Shares of menswear retailer Tailored Brands (NYSE:TLRD) soared on Thursday following a third-quarter report that handily beat expectations. The company showed progress turning around the struggling Jos. A. Bank brand, leading it to boost full-year earnings guidance. At 11:15 a.m. EST, the stock was up about 43%.
Tailored Brands reported third-quarter revenue of $846.9 million, down 2.1% year over year but about $14 million higher than the average analyst estimate. The Men's Wearhouse brand posted comparable sales growth of 0.1%, while the Jos. A. Bank brand suffered a 9.8% comparable-sales decline. The company discontinued the popular buy-one-get-three-free promotion last October at Jos. A. Bank, which led to a steep sales decline. The nearly 10% decline during the third quarter represents a significant improvement.
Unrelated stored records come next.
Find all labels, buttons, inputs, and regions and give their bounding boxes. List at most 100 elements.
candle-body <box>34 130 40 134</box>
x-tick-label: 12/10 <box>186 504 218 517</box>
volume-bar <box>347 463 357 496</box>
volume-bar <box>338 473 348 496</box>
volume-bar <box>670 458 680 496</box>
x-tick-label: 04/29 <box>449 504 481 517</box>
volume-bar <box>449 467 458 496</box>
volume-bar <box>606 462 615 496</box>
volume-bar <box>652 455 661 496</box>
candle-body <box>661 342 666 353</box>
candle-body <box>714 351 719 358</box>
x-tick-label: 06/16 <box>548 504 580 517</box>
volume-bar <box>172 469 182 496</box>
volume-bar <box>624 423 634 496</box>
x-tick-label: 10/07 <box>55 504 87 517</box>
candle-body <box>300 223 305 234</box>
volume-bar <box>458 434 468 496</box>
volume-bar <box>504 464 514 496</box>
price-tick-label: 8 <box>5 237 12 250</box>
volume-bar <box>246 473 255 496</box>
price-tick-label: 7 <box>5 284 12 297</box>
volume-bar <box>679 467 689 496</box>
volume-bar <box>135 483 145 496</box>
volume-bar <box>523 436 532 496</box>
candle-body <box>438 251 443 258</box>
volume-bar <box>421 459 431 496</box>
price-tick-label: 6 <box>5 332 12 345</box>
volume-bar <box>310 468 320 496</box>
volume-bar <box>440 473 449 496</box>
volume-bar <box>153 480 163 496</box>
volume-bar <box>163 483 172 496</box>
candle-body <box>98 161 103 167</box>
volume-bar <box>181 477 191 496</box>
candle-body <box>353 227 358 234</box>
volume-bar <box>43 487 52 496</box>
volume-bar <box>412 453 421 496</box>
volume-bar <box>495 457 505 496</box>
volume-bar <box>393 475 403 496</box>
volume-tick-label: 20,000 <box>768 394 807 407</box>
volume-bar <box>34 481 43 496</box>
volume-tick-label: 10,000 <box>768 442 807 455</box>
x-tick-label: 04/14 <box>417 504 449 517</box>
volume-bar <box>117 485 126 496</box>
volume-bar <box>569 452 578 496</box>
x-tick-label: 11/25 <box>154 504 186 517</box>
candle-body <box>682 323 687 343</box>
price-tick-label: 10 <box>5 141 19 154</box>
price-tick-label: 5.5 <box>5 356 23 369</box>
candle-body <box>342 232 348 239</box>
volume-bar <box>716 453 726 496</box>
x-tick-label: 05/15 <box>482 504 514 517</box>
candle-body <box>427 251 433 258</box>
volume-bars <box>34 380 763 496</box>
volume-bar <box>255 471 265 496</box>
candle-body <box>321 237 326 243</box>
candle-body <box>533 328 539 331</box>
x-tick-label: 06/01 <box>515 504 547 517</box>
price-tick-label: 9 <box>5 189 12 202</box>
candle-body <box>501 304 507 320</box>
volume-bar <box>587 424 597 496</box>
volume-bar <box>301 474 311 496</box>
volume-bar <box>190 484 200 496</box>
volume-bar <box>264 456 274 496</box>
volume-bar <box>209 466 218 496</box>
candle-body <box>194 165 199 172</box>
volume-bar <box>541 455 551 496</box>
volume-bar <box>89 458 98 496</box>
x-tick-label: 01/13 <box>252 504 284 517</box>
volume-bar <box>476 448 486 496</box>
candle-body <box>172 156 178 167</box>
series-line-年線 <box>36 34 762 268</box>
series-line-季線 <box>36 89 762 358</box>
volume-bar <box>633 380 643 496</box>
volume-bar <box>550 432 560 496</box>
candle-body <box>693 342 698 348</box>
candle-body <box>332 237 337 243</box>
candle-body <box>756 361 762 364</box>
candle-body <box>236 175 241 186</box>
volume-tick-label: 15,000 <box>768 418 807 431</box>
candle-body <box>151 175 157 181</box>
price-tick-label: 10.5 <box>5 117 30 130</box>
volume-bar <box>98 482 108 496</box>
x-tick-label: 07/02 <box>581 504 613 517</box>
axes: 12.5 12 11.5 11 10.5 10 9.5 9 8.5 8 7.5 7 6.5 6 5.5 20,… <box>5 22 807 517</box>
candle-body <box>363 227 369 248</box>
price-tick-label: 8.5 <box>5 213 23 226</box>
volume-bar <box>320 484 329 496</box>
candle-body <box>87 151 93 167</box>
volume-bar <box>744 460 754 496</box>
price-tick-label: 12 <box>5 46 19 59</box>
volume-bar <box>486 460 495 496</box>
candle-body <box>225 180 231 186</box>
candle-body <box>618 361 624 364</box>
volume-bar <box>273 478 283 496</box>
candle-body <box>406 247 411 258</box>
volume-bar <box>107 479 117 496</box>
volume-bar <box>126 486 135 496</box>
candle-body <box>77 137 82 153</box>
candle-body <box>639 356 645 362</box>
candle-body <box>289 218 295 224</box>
Non-GAAP (adjusted) earnings per share (EPS) came in at $0.68, up from $0.50 during the prior-year period and $0.13 higher than analysts were expecting. The ongoing turnaround at Jos. A. Bank, as well as cost-cutting measures, helped to drive earnings higher. On a GAAP basis the company reported EPS of $0.58, up from a loss of $0.56 during the third quarter of 2015.
Tailored Brands CEO Doug Ewert is confident that the Jos. A. Bank recovery efforts will make additional progress going forward: "While there is still work to be done, we are encouraged by the healthier trends we are seeing at Jos. A. Bank that reflect our investments in elevating the brand and customer experience through marketing, merchandising and a more engaging sales experience."
With better-than-expected results from Jos. A. Bank, Tailored Brands now expects to produce non-GAAP EPS between $1.70 and $1.85 in 2016. That's up from a previous guidance range of $1.55 to $1.85. The company expects Jos. A. Bank to produce comparable-sales growth in the mid to high single digits during the fourth quarter.
With Tailored Brands beginning to lap the disastrous effects of its promotional changes at Jos. A. Bank, the numbers are going to start looking a lot better during the fourth quarter. The company isn't out of the woods yet -- Jos. A. Bank's sales are still well below pre-acquisition levels. But progress is being made, prompting investors to send the stock substantially higher.